Ever since the extent of WorldCom's accounting fraud was revealed a year ago, many of its competitors have battled its attempt to reemerge from bankruptcy. Now there's a possibility those efforts may pay off, thanks to still more alleged wrongdoing by the long-distance provider.
A new Justice Department investigation is looking into complaints that WorldCom -- which is changing its name to match the moniker of its MCI long-distance unit -- has been rerouting calls to avoid charges from local phone companies, and even dumping some calls onto competitors' networks so they will have to pay the charges. Such a tactic is known as "laundering" calls, and it allegedly affected Verizon Communications
The new allegations come at the wrong time for the troubled company, which has a court hearing in about a month to determine whether it can emerge from bankruptcy. There are signs it may face tough opposition on other fronts, as well. It has continued to receive government contracts over the past year, but "it's critically important ... to be shutting the door to entities that pervasively commit misdeeds," Rep. John Sweeney (R-N.Y.) told the Associated Press.

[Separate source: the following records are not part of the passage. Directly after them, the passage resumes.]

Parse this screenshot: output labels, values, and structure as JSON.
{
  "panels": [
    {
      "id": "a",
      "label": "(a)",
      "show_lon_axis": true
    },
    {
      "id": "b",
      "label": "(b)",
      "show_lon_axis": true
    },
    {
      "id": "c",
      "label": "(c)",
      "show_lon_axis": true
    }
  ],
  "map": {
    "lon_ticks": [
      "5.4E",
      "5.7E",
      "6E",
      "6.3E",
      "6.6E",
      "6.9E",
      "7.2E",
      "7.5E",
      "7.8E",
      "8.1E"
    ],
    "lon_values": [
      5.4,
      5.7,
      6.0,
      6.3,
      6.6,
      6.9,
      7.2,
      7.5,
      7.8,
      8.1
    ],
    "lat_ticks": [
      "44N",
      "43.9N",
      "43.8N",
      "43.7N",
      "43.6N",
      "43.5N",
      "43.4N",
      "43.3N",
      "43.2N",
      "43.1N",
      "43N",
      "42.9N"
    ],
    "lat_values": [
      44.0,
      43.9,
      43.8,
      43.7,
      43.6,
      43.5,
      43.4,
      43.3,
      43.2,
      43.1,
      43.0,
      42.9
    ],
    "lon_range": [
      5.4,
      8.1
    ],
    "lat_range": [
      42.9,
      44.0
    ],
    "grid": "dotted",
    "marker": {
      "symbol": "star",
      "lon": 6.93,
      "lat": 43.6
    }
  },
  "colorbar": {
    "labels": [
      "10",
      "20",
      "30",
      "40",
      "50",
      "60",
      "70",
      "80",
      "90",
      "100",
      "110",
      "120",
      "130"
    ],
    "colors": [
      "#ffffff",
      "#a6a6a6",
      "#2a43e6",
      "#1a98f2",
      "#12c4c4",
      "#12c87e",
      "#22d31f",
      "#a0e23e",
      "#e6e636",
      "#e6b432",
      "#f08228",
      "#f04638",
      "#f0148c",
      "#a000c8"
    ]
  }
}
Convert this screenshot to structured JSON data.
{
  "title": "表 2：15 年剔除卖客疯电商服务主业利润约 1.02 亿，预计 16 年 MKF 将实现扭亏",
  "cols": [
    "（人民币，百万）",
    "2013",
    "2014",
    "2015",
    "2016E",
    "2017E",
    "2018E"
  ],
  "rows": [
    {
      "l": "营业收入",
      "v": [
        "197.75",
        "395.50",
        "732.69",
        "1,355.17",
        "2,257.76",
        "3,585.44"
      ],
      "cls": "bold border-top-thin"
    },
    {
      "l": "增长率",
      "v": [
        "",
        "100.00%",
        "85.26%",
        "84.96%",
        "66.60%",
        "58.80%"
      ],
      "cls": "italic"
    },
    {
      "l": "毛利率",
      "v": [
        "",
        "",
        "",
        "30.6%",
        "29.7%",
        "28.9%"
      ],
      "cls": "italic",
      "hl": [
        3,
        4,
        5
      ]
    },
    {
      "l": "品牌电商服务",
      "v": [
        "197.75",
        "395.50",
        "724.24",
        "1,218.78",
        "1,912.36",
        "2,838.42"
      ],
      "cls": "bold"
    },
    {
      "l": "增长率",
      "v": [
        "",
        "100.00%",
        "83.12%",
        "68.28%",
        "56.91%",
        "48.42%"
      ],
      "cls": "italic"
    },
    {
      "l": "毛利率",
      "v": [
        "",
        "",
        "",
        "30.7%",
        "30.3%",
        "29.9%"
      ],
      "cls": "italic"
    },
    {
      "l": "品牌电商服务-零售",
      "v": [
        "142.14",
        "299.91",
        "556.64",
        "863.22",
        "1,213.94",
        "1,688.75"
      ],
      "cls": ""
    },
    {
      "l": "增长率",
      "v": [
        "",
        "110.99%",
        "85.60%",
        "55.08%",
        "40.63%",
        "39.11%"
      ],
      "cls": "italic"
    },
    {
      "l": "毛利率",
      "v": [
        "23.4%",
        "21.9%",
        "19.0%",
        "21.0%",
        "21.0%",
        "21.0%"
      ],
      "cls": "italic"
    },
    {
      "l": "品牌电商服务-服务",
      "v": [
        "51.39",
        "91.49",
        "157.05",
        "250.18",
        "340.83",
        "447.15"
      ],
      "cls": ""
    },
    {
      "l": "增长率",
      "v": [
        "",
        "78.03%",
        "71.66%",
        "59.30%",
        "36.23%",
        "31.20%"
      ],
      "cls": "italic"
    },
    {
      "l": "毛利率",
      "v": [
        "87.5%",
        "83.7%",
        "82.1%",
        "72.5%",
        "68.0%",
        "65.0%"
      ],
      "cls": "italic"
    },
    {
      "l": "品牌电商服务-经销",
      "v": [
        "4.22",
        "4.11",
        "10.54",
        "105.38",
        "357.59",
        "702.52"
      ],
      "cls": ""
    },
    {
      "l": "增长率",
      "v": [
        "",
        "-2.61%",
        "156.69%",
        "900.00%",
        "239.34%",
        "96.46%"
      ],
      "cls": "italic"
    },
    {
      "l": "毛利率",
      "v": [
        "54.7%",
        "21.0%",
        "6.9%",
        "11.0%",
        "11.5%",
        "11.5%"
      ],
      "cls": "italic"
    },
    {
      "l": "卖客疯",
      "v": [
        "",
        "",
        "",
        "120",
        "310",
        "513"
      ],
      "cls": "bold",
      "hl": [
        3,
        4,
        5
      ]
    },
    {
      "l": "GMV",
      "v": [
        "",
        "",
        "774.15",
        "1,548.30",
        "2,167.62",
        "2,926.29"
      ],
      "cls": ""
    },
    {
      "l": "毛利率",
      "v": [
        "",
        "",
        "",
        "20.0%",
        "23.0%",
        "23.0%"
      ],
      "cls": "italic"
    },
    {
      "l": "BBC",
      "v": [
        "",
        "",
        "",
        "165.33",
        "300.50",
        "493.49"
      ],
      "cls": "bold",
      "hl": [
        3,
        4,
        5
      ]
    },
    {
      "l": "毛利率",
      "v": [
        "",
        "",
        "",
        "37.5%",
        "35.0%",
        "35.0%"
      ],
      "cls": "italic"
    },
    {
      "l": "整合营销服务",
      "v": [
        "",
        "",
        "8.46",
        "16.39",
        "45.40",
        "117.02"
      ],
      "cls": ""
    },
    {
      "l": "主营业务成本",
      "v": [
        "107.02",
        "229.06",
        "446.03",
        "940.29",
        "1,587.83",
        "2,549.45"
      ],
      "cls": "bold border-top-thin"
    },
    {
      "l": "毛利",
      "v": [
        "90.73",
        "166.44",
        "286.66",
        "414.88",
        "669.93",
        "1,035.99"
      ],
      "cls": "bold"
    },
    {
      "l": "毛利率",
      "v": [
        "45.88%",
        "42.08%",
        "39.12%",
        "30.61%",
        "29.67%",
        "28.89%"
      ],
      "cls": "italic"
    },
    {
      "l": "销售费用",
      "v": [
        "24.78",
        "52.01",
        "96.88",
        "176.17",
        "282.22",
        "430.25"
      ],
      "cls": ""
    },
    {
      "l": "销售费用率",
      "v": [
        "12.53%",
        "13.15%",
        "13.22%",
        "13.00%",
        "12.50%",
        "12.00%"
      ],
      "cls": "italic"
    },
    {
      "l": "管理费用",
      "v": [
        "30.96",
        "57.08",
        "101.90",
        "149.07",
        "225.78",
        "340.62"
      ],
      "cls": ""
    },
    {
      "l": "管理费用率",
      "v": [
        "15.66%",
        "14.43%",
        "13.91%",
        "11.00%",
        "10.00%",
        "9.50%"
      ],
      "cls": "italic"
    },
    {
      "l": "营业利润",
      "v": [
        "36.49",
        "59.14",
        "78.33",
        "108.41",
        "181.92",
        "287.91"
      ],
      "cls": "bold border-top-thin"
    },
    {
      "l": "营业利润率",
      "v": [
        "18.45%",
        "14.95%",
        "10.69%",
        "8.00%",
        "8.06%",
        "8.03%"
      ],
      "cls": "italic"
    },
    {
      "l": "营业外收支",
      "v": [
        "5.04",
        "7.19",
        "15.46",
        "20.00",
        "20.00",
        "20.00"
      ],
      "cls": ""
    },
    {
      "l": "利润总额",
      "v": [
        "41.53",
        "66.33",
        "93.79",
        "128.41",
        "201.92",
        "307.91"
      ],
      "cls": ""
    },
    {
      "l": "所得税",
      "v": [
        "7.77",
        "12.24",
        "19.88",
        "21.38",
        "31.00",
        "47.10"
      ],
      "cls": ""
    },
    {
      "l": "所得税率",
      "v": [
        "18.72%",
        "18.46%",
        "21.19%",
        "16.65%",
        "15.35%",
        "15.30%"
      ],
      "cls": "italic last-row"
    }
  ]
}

It's not hard to see why competitors are crying foul; as Bill Mann (TMF Otter) said, why should a company be able to "run up debt, build a network, pay itself millions, go into Chapter 11, emerge on the other side, and grant the management team stock options so they can participate in the company's further 'success'"?
By some estimates, the alleged laundering scheme may have involved hundreds of millions of dollars over a nine-year period. If true, the bankruptcy proceedings would be thrown into disarray and critics and competitors might get their wish and see this company -- which got off with just a $750 million fine for its previous transgressions -- liquidated.